Victories of a Puny Kid is published by G-Square Publishing of New york, NY. Kaden’s uncle, Vincent “Vinny” Green, is the CEO of that firm.
“When Kaden was nine-years-old he shared with me his desire to author his own book,” said Green. “During my visits to North Carolina, he and I would discuss the direction that he wanted his book to go. He would send me several drafts of his work and we would discuss improvements that could be made, taking great care never to change his intended story line.”
Like Green, Gloria Ballard was there to support her grandchildren in their time of need.

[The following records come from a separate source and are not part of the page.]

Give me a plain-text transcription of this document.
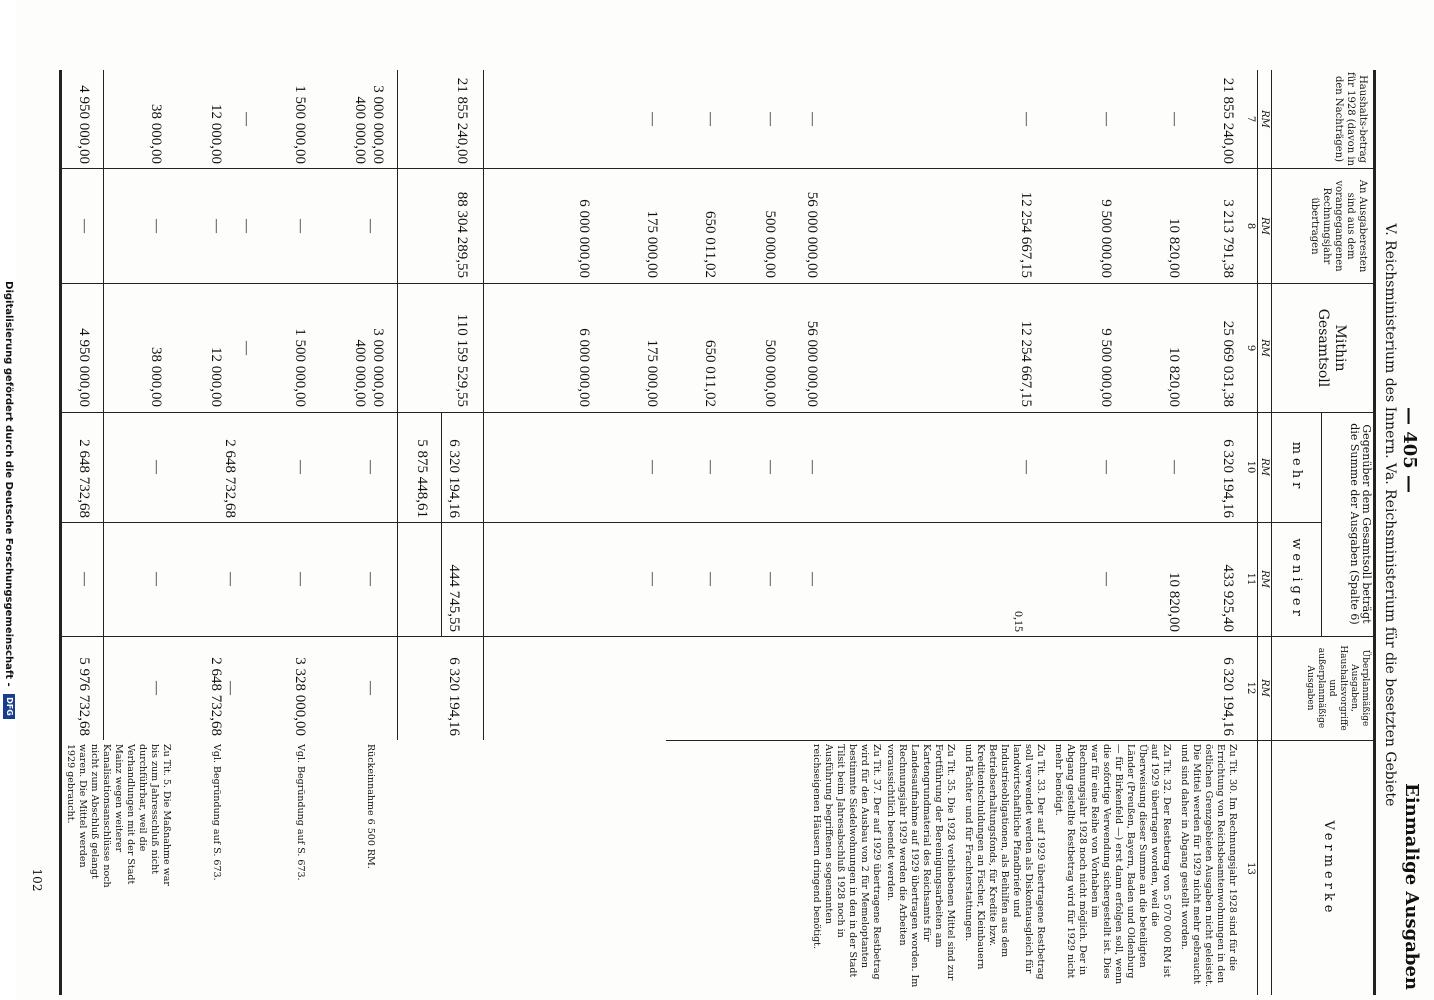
— 405 —
Einmalige Ausgaben
V. Reichsministerium des Innern. Va. Reichsministerium für die besetzten Gebiete
Haushalts-betrag für 1928 (davon in den Nachträgen)
An Ausgaberesten sind aus dem vorangegangenen Rechnungsjahr übertragen
Mithin Gesamtsoll
Gegenüber dem Gesamtsoll beträgt die Summe der Ausgaben (Spalte 6)
mehr
weniger
Überplanmäßige Ausgaben, Haushaltsvorgriffe und außerplanmäßige Ausgaben
Vermerke
RM
RM
RM
RM
RM
RM
7
8
9
10
11
12
13
21 855 240,00
3 213 791,38
25 069 031,38
6 320 194,16
433 925,40
6 320 194,16
—
10 820,00
10 820,00
—
10 820,00
—
9 500 000,00
9 500 000,00
—
—
—
12 254 667,15
12 254 667,15
—
0,15
—
56 000 000,00
56 000 000,00
—
—
—
175 000,00
175 000,00
—
—
—
650 011,02
650 011,02
—
—
—
500 000,00
500 000,00
—
—
6 000 000,00
6 000 000,00
Zu Tit. 30. Im Rechnungsjahr 1928 sind für die Errichtung von Reichsbeamtenwohnungen in den östlichen Grenzgebieten Ausgaben nicht geleistet. Die Mittel werden für 1929 nicht mehr gebraucht und sind daher in Abgang gestellt worden.
Zu Tit. 32. Der Restbetrag von 5 070 000 RM ist auf 1929 übertragen worden, weil die Überweisung dieser Summe an die beteiligten Länder (Preußen, Bayern, Baden und Oldenburg — für Birkenfeld —) erst dann erfolgen soll, wenn die sofortige Verwendung sichergestellt ist. Dies war für eine Reihe von Vorhaben im Rechnungsjahr 1928 noch nicht möglich. Der in Abgang gestellte Restbetrag wird für 1929 nicht mehr benötigt.
Zu Tit. 33. Der auf 1929 übertragene Restbetrag soll verwendet werden als Diskontausgleich für landwirtschaftliche Pfandbriefe und Industrieobligationen, als Beihilfen aus dem Betriebserhaltungsfonds, für Kredite bzw. Kreditentschuldungen an Fischer, Kleinbauern und Pächter und für Frachterstattungen.
Zu Tit. 35. Die 1928 verbliebenen Mittel sind zur Fortführung der Bereinigungsarbeiten am Kartengrundmaterial des Reichsamts für Landesaufnahme auf 1929 übertragen worden. Im Rechnungsjahr 1929 werden die Arbeiten voraussichtlich beendet werden.
Zu Tit. 37. Der auf 1929 übertragene Restbetrag wird für den Ausbau von 2 für Memeloptanten bestimmte Siedelwohnungen in den in der Stadt Tilsit beim Jahresabschluß 1928 noch in Ausführung begriffenen sogenannten reichseigenen Häusern dringend benötigt.
21 855 240,00
88 304 289,55
110 159 529,55
6 320 194,16
5 875 448,61
444 745,55
6 320 194,16
3 000 000,00
400 000,00
—
3 000 000,00
400 000,00
—
—
—
Rückeinnahme 6 500 RM.
1 500 000,00
—
1 500 000,00
—
—
3 328 000,00
Vgl. Begründung auf S. 673.
—
—
—
2 648 732,68
—
—
12 000,00
—
12 000,00
2 648 732,68
Vgl. Begründung auf S. 673.
38 000,00
—
38 000,00
—
—
—
Zu Tit. 5. Die Maßnahme war bis zum Jahresschluß nicht durchführbar, weil die Verhandlungen mit der Stadt Mainz wegen weiterer Kanalisationsanschlüsse noch nicht zum Abschluß gelangt waren. Die Mittel werden 1929 gebraucht.
4 950 000,00
—
4 950 000,00
2 648 732,68
—
5 976 732,68
102
Digitalisierung gefördert durch die Deutsche Forschungsgemeinschaft - DFG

“They both went through a bad time; the world seemed to stop turning,” she stressed. “But you put your trust in the Lord and you move on. Kaden did. He turned to his writing as a way to cope, and he and Aaliyah had a lot of support from both sides of the family.”
The book also allowed Kaden to share advice to other children about how to handle being bullied.
“You have to be witty about it, but you also need to do something about it, like tell someone,” he said. “A bully wants to think that they’re in control. And once they have control, they walk away and leave you scared of when they might come back.”
For the future, Kaden has more than one career goal in mind. Topping that list is holding the highest office in the land.
“I want to be President of the United States of America,” he boldly proclaimed. “And while I’m the President, I also want to be in the movies. I want people to say that I’m the best man they ever met.”
“There’s nothing wrong with being ambitious,” noted his grandmother. “Kaden is very talented and he loves to entertain. He’s an amazing young man to have experienced everything he’s gone through over the past few years. I ask everyone to keep him, his sister, and our entire family in their prayers.
“His dad told Kaden and Aaliyah that they can be anything they want to be. Keith and Robin are watching over them,” Mrs. Ballard added.
And what they see from the heavens is nothing short of what they imagined for their children.